Sono stato sempre di gracile salute: da bambino i miei genitori mi tenevano isolato dal mondo. Si figuri che non vedevo i miei cugini e gli altri bambini perché mio padre temeva che io potessi espormi a correnti d’aria o ad altri pericoli. Quasi ogni anno passavo un mese a letto, perché ammalato. Questo trattamento mi ha procurato una forte malinconia. Inetto a prendere decisioni e a ogni lavoro manuale. Il mio precettore don Francesco Oliveti, piemontese d’origine, aveva tentato di indirizzarmi verso una vita conformista e militare, obbligato da mio padre, ma faticavo a seguirla.
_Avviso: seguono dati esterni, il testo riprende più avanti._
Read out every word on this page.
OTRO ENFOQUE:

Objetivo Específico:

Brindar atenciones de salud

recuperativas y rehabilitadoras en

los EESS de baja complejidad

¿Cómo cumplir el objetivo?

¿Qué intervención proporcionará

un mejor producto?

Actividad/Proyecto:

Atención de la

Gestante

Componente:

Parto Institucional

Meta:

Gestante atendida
Grazie all’opportunità di viaggiare molto, ho appreso le principali lingue europee. Mi sono laureato in Giurisprudenza discutendo una tesi dal titolo “Stato e Chiesa”.
In giovane età, prima del compimento del ventesimo anno, decidete di partecipare alla vita politica catanese. Marchese Paternò Castello, come inizia la vostra carriera? Ricordiamo che avete avuto un grande successo ricoprendo diversi ruoli istituzionali.
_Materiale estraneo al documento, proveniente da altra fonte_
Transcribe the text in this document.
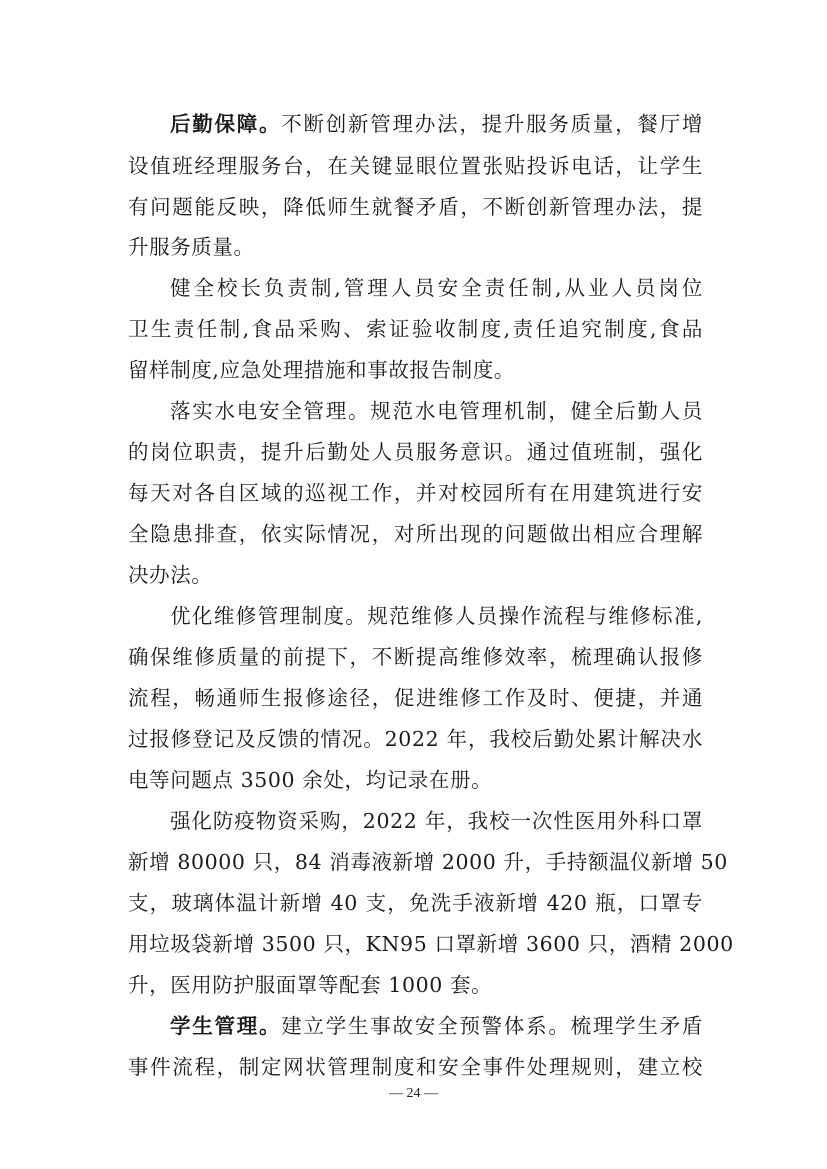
后勤保障。不断创新管理办法，提升服务质量，餐厅增
设值班经理服务台，在关键显眼位置张贴投诉电话，让学生
有问题能反映，降低师生就餐矛盾，不断创新管理办法，提
升服务质量。
健全校长负责制,管理人员安全责任制,从业人员岗位
卫生责任制,食品采购、索证验收制度,责任追究制度,食品
留样制度,应急处理措施和事故报告制度。
落实水电安全管理。规范水电管理机制，健全后勤人员
的岗位职责，提升后勤处人员服务意识。通过值班制，强化
每天对各自区域的巡视工作，并对校园所有在用建筑进行安
全隐患排查，依实际情况，对所出现的问题做出相应合理解
决办法。
优化维修管理制度。规范维修人员操作流程与维修标准,
确保维修质量的前提下，不断提高维修效率，梳理确认报修
流程，畅通师生报修途径，促进维修工作及时、便捷，并通
过报修登记及反馈的情况。2022 年，我校后勤处累计解决水
电等问题点 3500 余处，均记录在册。
强化防疫物资采购，2022 年，我校一次性医用外科口罩
新增 80000 只，84 消毒液新增 2000 升，手持额温仪新增 50
支，玻璃体温计新增 40 支，免洗手液新增 420 瓶，口罩专
用垃圾袋新增 3500 只，KN95 口罩新增 3600 只，酒精 2000
升，医用防护服面罩等配套 1000 套。
学生管理。建立学生事故安全预警体系。梳理学生矛盾
事件流程，制定网状管理制度和安全事件处理规则，建立校
— 24 —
I miei primi passi in società sono avvenuti nel momento in cui il mondo agricolo siciliano stava uscendo a stento da una crisi di produzione, preludio della rivoluzione industriale che aveva colpito Catania, assumendo poi l’appellativo di “Milano del Sud”. Sono stato un politico della fazione liberal-progressista e anticlericale; crispiniano in politica interna ed estera, ostile alla Francia repubblicana, estimatore della Germania bismarckiana.
Insieme ad altri amici ho fondato il periodico Lo studente, in cui ci siamo divertiti a pubblicare in particolare saggi di natura politica. Nel 1875 sono stato eletto nel consiglio comunale con le elezioni suppletive del 25 luglio. Da quel momento la mia carriera è stata tutta in salita. Mi permetta di ricordare il matrimonio avvenuto nello stesso anno con Enrichetta Statella dei conti di Castagneto, una lontana nipote di maman.